Palavras-chave: archive; museum; exhibition; decolonization; visual culture

Participação: on-line

Images tell stories. But who selects, archives, and presents them? How do they shape or distort memory? What if the “old” narratives are no longer valid or should never have been – but the images are still there? And how do new ones enter the world?

Almost 200 years after its invention, photography has become a global medium. Never before have so many images been produced and distributed as today. In the beginning, however, photography was closely linked to colonialism and the emerging science of anthropology. Photography promised objectivity and authenticity. And that was very much in keeping with the efforts of the time to capture, document, map and classify the world and its inhabitants. In the emerging anthropology, the first ethnological image archives collected strictly formalized so-called 'type' images and highly problematic photographs of physical anthropology - the degradation of an individual to a type on the basis of physical characteristics. The motifs, the iconography of this period are still effective in various forms, for example in touristic images or advertising. In these images stereotypes have become entrenched that still produce clichés and prejudices today.

What to do with all these photographs? Letting them slumber in the archives and not showing them is out of the question. Simply displaying, however, it is also, in order not to reproduce colonialist and often racist stereotypes.

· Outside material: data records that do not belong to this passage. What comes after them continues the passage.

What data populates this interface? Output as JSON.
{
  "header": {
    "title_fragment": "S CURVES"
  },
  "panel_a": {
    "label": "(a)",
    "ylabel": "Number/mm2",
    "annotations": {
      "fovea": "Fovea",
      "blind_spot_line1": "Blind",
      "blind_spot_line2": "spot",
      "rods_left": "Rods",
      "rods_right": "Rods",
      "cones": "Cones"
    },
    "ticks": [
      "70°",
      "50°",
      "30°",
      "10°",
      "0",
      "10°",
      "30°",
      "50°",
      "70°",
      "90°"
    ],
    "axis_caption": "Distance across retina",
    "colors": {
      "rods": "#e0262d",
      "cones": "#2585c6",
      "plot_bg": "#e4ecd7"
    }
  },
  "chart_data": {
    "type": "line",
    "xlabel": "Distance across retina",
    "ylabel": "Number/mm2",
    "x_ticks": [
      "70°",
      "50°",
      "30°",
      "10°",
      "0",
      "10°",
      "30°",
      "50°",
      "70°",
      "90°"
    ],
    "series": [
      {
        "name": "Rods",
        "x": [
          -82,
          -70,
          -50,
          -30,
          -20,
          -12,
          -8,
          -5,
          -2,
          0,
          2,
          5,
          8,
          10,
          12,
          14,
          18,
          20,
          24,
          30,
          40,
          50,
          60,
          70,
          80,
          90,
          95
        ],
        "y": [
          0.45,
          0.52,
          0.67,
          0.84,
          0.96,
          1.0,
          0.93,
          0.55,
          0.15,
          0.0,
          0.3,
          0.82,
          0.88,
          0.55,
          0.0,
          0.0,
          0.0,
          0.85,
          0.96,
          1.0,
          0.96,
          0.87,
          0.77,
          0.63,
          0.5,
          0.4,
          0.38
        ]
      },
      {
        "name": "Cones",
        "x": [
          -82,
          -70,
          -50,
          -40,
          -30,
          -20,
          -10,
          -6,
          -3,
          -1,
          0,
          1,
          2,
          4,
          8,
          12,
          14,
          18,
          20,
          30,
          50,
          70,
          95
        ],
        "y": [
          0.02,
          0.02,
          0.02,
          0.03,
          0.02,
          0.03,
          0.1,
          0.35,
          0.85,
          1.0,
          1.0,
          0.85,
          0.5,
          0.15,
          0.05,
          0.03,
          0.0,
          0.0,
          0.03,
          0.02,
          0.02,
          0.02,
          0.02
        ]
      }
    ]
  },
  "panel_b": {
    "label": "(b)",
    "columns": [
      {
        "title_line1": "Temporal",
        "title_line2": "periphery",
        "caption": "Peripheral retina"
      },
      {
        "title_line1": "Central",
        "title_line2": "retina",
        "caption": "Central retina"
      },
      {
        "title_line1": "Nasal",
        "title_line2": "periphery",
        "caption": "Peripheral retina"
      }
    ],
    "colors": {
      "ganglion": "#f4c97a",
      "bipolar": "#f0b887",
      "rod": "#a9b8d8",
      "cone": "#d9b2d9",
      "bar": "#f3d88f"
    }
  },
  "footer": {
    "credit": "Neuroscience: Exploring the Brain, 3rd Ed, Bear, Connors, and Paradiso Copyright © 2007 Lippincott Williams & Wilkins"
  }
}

Neuroscience tells us how firmly images can anchor in the human brain. Words therefore may not be powerful enough to critically examine them in a museums’ context. In my contribution to this years’ Counter Images Conference I would like to present one possible approach, currently in process at the Rautenstrauch-Joest Museum in Cologne (Germany): to counter images with images. To visually comment on and edit old images, maybe to dig up and exhibit images that have not been shown historically and to give space to new images.

The exhibition series Counter Images | Gegenbilder, which critically examines the historical photo collection of the Rautenstrauch-Joest Museum, aims to open up space for new perspectives, to stimulate reflection, and to give up interpretive authority. Counter Images | Gegenbilder is a growing platform for a collective, multi-perspectival l engagement with the medium of photography and the photo collection. Stereotypes and traditional narratives are questioned, colonial entanglements of the photographic collection and of museum practice pointed out.

In my lecture, I would like to present the conceptual foundations of the series, show the first exhibition (on display until May 31st 2022), and provide insight into the opportunities, challenges, and limitations of the project. Furthermore, I would like to discuss questions of representation, accessibility and participation together with a critical audience.


Bio


LUCIA HALDER, M.A. (*1981) - CURATOR/VISUAL HISTORIAN/ CURATOR FOR PHOTOGRAPHY, RAUTENSTRAUCH-JOEST MUSEUM – CULTURES OF THE WORLD, COLOGNE - Appointed member of the German Society for Photography | Chairwoman of the History & Archive section (since 03/2022) Member of ICOM Lucia Halder is a German curator and visual historian. She studied history and art history at the Universities of Konstanz, Tübingen, Bologna and the FU Berlin. From 2008-2010 she worked as research assistant at the House of History of the Federal Republic of Germany, afterwards as a freelance historian and curator. Lucia Halder is the representative for the photographic collection of the Rautenstrauch-Joest Museum – Cultures of the World in Cologne. Photographic history as well as contemporary positions that seek a dialogue with historical themes and narratives are the focus of her work. Halder is an editorial member of the blog www.visual-history.de and chairwoman of the history and archives section of the German Photographic Society (DGPh).